Department of Molecular and Cell Biology, California Institute of Quantitative Biosciences, University of California Berkeley, Berkeley, California, United States of America.
PLoS Genet. 2011 Feb 3;7(2):e1001290. doi: 10.1371/journal.pgen.1001290.

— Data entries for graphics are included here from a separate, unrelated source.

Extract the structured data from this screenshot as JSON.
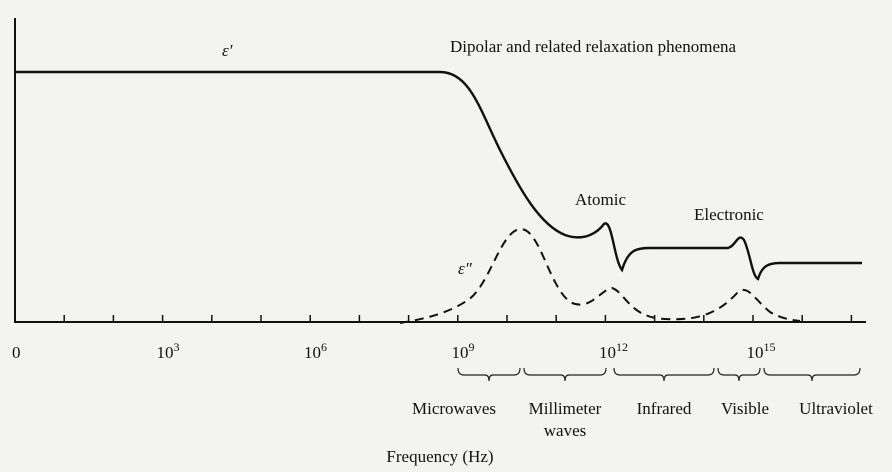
{
  "labels": {
    "eps_real": "ε′",
    "eps_imag": "ε″",
    "dipolar": "Dipolar and related relaxation phenomena",
    "atomic": "Atomic",
    "electronic": "Electronic",
    "x_axis": "Frequency (Hz)"
  },
  "ticks": [
    {
      "base": "0"
    },
    {
      "base": "10",
      "exp": "3"
    },
    {
      "base": "10",
      "exp": "6"
    },
    {
      "base": "10",
      "exp": "9"
    },
    {
      "base": "10",
      "exp": "12"
    },
    {
      "base": "10",
      "exp": "15"
    }
  ],
  "bands": [
    {
      "lines": [
        "Microwaves"
      ]
    },
    {
      "lines": [
        "Millimeter",
        "waves"
      ]
    },
    {
      "lines": [
        "Infrared"
      ]
    },
    {
      "lines": [
        "Visible"
      ]
    },
    {
      "lines": [
        "Ultraviolet"
      ]
    }
  ]
}
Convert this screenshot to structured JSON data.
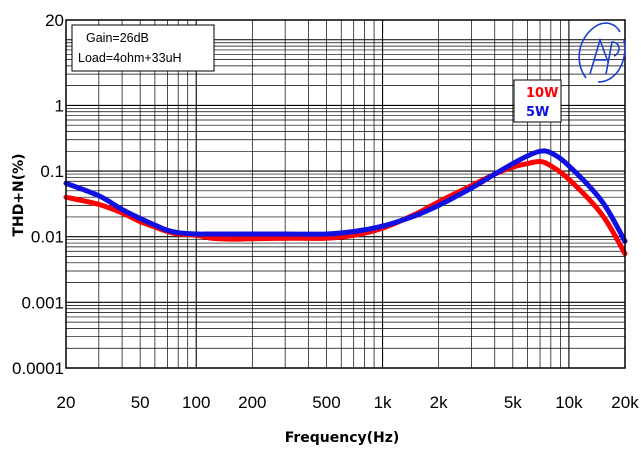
{
  "chart_data": {
    "type": "line",
    "xlabel": "Frequency(Hz)",
    "ylabel": "THD+N(%)",
    "x_scale": "log",
    "y_scale": "log",
    "xlim": [
      20,
      20000
    ],
    "ylim": [
      0.0001,
      20
    ],
    "x_ticks": [
      {
        "v": 20,
        "label": "20"
      },
      {
        "v": 50,
        "label": "50"
      },
      {
        "v": 100,
        "label": "100"
      },
      {
        "v": 200,
        "label": "200"
      },
      {
        "v": 500,
        "label": "500"
      },
      {
        "v": 1000,
        "label": "1k"
      },
      {
        "v": 2000,
        "label": "2k"
      },
      {
        "v": 5000,
        "label": "5k"
      },
      {
        "v": 10000,
        "label": "10k"
      },
      {
        "v": 20000,
        "label": "20k"
      }
    ],
    "y_ticks": [
      {
        "v": 20,
        "label": "20"
      },
      {
        "v": 1,
        "label": "1"
      },
      {
        "v": 0.1,
        "label": "0.1"
      },
      {
        "v": 0.01,
        "label": "0.01"
      },
      {
        "v": 0.001,
        "label": "0.001"
      },
      {
        "v": 0.0001,
        "label": "0.0001"
      }
    ],
    "grid": true,
    "annotations": [
      "Gain=26dB",
      "Load=4ohm+33uH"
    ],
    "legend_position": "top-right",
    "series": [
      {
        "name": "10W",
        "color": "#ff0000",
        "x": [
          20,
          30,
          40,
          50,
          60,
          70,
          80,
          100,
          120,
          150,
          200,
          300,
          500,
          700,
          1000,
          1500,
          2000,
          3000,
          4000,
          5000,
          6000,
          7000,
          8000,
          10000,
          15000,
          20000
        ],
        "y": [
          0.04,
          0.031,
          0.023,
          0.017,
          0.014,
          0.012,
          0.011,
          0.0105,
          0.0095,
          0.0092,
          0.0093,
          0.0095,
          0.0095,
          0.0105,
          0.0135,
          0.022,
          0.034,
          0.06,
          0.09,
          0.115,
          0.13,
          0.14,
          0.12,
          0.075,
          0.022,
          0.0055
        ]
      },
      {
        "name": "5W",
        "color": "#1010e0",
        "x": [
          20,
          30,
          40,
          50,
          60,
          70,
          80,
          100,
          120,
          150,
          200,
          300,
          500,
          700,
          1000,
          1500,
          2000,
          3000,
          4000,
          5000,
          6000,
          7000,
          8000,
          10000,
          15000,
          20000
        ],
        "y": [
          0.065,
          0.042,
          0.026,
          0.019,
          0.015,
          0.0125,
          0.0115,
          0.011,
          0.011,
          0.011,
          0.011,
          0.011,
          0.011,
          0.012,
          0.0145,
          0.021,
          0.03,
          0.055,
          0.09,
          0.13,
          0.17,
          0.2,
          0.19,
          0.12,
          0.035,
          0.0085
        ]
      }
    ]
  }
}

Transcription factors that drive complex patterns of gene expression during animal development bind to thousands of genomic regions, with quantitative differences in binding across bound regions mediating their activity. While we now have tools to characterize the DNA affinities of these proteins and to precisely measure their genome-wide distribution in vivo, our understanding of the forces that determine where, when, and to what extent they bind remains primitive. Here we use a thermodynamic model of transcription factor binding to evaluate the contribution of different biophysical forces to the binding of five regulators of early embryonic anterior-posterior patterning in Drosophila melanogaster. Predictions based on DNA sequence and in vitro protein-DNA affinities alone achieve a correlation of ∼0.4 with experimental measurements of in vivo binding. Incorporating cooperativity and competition among the five factors, and accounting for spatial patterning by modeling binding in every nucleus independently, had little effect on prediction accuracy. A major source of error was the prediction of binding events that do not occur in vivo, which we hypothesized reflected reduced accessibility of chromatin. To test this, we incorporated experimental measurements of genome-wide DNA accessibility into our model, effectively restricting predicted binding to regions of open chromatin. This dramatically improved our predictions to a correlation of 0.6-0.9 for various factors across known target genes. Finally, we used our model to quantify the roles of DNA sequence, accessibility, and binding competition and cooperativity. Our results show that, in regions of open chromatin, binding can be predicted almost exclusively by the sequence specificity of individual factors, with a minimal role for protein interactions. We suggest that a combination of experimentally determined chromatin accessibility data and simple computational models of transcription factor binding may be used to predict the binding landscape of any animal transcription factor with significant precision.
在动物发育过程中,驱动复杂基因表达模式的转录因子与数千个基因组区域结合,结合区域的结合定量差异调节其活性。虽然我们现在有工具来描述这些蛋白质的 DNA 亲和力,并精确测量它们在体内的全基因组分布,但我们对决定它们结合的位置、时间和程度的力量的理解仍然很原始。在这里,我们使用转录因子结合的热力学模型来评估不同生物物理力对五种调节果蝇早期胚胎前后模式形成的转录因子在体内结合的贡献。仅基于 DNA 序列和体外蛋白质-DNA 亲和力的预测与体内结合的实验测量相关性约为 0.4。纳入五个因素之间的协同作用和竞争,并通过独立建模每个核中的结合来解释空间模式,对预测准确性几乎没有影响。一个主要的误差源是预测体内不存在的结合事件,我们假设这反映了染色质的可及性降低。为了验证这一点,我们将全基因组 DNA 可及性的实验测量值纳入我们的模型中,有效地将预测的结合限制在开放染色质区域。这极大地提高了我们的预测准确性,对于各种因素在已知靶基因上的相关性达到 0.6-0.9。最后,我们使用我们的模型来量化 DNA 序列、可及性和结合竞争与协同作用的作用。我们的结果表明,在开放染色质区域,结合可以几乎完全由单个因素的序列特异性来预测,蛋白质相互作用的作用很小。我们建议,可以结合实验确定的染色质可及性数据和转录因子结合的简单计算模型,以相当高的精度预测任何动物转录因子的结合景观。